How to make Mutton Pickle
- In a wok, roast cumin seeds, coriander seeds, tsp fenugreek seeds, tsp mustard seeds.
- Roast it on a medium flame.
- Transfer into a plate and let them cool down.
- Grind all the roasted ingredients into a fine powder and keep them aside.
- Wash the mutton and drain the water completely.
- Add juice of lemons. Mix well and keep it in a refrigerator for 2 hours
- After 2hrs, take a pan. Add mutton pieces, ginger garlic paste, chili powder, turmeric powder, garam masala powder, and Mix well.
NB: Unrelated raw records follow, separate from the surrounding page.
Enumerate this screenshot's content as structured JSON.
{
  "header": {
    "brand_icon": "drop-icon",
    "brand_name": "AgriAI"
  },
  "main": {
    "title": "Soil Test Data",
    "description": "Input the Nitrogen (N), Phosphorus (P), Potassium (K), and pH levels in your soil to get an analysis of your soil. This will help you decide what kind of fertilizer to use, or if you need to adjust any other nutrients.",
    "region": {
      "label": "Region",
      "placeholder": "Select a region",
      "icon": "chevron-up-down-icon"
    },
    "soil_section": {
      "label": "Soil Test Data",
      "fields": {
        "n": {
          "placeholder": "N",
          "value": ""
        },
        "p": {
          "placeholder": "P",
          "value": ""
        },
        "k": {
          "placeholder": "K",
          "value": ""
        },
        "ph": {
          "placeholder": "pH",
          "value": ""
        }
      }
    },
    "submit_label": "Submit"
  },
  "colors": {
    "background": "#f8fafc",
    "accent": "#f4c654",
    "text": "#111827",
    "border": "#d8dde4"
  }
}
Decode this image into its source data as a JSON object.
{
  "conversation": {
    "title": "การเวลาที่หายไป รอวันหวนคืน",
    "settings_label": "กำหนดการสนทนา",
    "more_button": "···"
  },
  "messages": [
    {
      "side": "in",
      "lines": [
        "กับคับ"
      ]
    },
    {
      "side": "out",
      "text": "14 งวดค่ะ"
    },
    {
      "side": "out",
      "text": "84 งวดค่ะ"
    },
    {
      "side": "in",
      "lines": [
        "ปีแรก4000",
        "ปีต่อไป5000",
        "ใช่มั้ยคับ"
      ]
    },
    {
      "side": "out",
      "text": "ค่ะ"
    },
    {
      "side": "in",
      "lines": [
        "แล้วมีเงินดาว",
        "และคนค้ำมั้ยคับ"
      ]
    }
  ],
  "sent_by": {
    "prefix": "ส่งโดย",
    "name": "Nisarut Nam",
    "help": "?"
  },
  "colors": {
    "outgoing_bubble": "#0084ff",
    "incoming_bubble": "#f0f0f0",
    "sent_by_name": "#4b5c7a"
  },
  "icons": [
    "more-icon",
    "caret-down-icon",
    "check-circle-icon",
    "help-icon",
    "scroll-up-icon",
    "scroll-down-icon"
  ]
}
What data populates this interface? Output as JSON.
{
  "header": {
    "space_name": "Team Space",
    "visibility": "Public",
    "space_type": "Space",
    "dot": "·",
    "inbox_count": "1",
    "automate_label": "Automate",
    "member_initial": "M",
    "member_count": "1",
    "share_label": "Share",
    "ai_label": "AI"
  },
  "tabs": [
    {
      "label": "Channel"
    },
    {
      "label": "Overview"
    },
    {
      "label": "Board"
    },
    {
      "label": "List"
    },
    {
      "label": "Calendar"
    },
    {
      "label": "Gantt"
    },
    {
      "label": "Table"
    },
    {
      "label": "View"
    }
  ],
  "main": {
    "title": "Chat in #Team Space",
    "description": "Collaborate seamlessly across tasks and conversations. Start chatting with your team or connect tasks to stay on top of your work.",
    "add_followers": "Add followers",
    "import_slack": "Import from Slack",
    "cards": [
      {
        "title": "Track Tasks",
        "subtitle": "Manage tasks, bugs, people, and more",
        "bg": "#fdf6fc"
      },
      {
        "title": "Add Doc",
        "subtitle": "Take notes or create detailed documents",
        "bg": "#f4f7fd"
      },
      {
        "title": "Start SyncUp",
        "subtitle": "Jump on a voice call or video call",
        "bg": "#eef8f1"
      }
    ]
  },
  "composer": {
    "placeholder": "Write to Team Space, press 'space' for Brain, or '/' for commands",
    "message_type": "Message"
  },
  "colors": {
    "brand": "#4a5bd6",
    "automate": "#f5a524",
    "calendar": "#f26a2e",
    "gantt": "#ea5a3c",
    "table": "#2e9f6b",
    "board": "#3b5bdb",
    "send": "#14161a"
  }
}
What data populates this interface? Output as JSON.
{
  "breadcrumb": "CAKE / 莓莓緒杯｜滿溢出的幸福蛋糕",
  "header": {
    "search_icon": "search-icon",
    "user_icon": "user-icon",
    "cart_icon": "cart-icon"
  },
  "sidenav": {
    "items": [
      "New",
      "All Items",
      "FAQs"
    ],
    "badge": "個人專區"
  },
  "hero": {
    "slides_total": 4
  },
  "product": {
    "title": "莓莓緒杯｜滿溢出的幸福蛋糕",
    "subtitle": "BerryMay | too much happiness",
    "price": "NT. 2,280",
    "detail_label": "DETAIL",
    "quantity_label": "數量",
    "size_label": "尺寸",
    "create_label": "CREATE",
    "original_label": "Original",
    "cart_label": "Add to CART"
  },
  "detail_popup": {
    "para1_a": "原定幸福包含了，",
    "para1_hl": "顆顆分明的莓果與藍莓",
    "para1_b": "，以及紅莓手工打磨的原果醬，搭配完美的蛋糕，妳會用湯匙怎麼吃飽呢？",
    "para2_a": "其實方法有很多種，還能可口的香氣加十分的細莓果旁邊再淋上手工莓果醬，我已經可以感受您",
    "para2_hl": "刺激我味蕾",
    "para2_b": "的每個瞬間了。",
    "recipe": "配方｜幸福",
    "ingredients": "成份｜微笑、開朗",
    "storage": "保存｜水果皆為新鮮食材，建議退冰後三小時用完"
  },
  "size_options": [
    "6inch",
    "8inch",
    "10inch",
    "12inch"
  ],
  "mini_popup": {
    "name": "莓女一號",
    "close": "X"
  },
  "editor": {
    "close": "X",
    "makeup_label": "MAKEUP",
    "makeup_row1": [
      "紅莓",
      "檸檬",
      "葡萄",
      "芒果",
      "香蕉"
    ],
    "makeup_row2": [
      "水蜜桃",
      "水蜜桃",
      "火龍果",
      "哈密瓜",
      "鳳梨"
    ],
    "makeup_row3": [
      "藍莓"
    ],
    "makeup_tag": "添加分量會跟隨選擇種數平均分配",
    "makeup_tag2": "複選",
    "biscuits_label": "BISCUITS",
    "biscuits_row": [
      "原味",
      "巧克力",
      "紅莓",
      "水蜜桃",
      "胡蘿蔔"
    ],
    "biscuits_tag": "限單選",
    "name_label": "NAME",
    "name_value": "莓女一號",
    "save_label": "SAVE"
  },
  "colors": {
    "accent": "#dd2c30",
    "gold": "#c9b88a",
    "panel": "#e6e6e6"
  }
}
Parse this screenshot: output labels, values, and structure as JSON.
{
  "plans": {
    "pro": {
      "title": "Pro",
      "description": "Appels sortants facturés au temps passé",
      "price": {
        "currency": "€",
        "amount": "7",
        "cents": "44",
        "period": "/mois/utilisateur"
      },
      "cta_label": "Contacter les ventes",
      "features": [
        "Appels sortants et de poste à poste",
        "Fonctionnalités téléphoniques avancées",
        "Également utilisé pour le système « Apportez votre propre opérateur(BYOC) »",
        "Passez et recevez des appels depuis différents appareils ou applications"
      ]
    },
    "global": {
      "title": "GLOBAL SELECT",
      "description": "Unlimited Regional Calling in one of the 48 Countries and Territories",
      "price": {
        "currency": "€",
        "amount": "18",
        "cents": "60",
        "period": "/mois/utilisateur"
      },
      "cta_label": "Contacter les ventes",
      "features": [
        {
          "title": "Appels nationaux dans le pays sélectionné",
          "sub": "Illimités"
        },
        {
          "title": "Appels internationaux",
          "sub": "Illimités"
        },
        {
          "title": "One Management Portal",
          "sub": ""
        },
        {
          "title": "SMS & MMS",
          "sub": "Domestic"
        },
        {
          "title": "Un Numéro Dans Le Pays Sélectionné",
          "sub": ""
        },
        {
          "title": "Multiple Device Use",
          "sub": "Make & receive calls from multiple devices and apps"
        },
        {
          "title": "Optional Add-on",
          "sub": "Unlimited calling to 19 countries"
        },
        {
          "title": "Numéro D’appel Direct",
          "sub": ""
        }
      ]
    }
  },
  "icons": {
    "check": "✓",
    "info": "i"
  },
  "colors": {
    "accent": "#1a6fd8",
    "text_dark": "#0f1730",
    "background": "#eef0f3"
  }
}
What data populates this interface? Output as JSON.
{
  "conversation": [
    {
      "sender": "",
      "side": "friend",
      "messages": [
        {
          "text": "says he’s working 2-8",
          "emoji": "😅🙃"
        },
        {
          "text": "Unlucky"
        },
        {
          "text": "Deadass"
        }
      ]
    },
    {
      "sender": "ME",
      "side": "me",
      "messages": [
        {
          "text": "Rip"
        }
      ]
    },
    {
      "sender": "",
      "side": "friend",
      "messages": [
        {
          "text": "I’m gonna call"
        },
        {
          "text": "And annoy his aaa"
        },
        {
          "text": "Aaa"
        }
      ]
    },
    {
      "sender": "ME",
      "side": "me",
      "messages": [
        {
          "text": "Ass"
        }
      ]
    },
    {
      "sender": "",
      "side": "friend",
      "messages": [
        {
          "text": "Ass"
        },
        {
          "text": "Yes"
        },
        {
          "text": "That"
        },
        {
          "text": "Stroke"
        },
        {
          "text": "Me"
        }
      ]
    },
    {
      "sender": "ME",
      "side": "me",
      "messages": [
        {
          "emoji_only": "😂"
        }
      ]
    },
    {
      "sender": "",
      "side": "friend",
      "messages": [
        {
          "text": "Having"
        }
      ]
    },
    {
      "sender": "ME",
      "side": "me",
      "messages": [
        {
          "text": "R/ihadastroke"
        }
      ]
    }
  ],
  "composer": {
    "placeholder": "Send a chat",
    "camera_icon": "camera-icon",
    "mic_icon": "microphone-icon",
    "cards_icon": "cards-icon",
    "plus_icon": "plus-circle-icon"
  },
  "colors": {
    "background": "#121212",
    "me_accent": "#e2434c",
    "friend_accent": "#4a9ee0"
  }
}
- Close the pan with a lid. Mutton will leave its water. We need not add any water.
- Cook the mutton on low flame for 30mins till it becomes tender.
- Once the mutton gets tender, put on high flame till the water dries completely
- Take a pan, add 300ml of oil on low flame. Add cumin seeds, mustard seeds, fenugreek seeds, and dry red chilies. Sauté them continuously till they turn a little
- Add garlic cloves diced, dried curry leaves and add the cooked mutton
- Fry it till it turns little brown for about 4 to 5mins
- Turn off the flame and add 3tsp salt, ground powder of cumin, fenugreek, coriander, and mustard seeds.
- Add garam masala powder and red chili powder as required.
- Mix well and allow it to cool. Add juice of 3 lemons and mix it well.
- Spicy and yummy pickle is ready.
- Store it in an airtight
Pickles were perhaps first created in Mesopotamia in 2400 B.C; others believe it was as early as 2030 B.C.
In north India, pickles are mild while in the south they tend to be very spicy and tangy.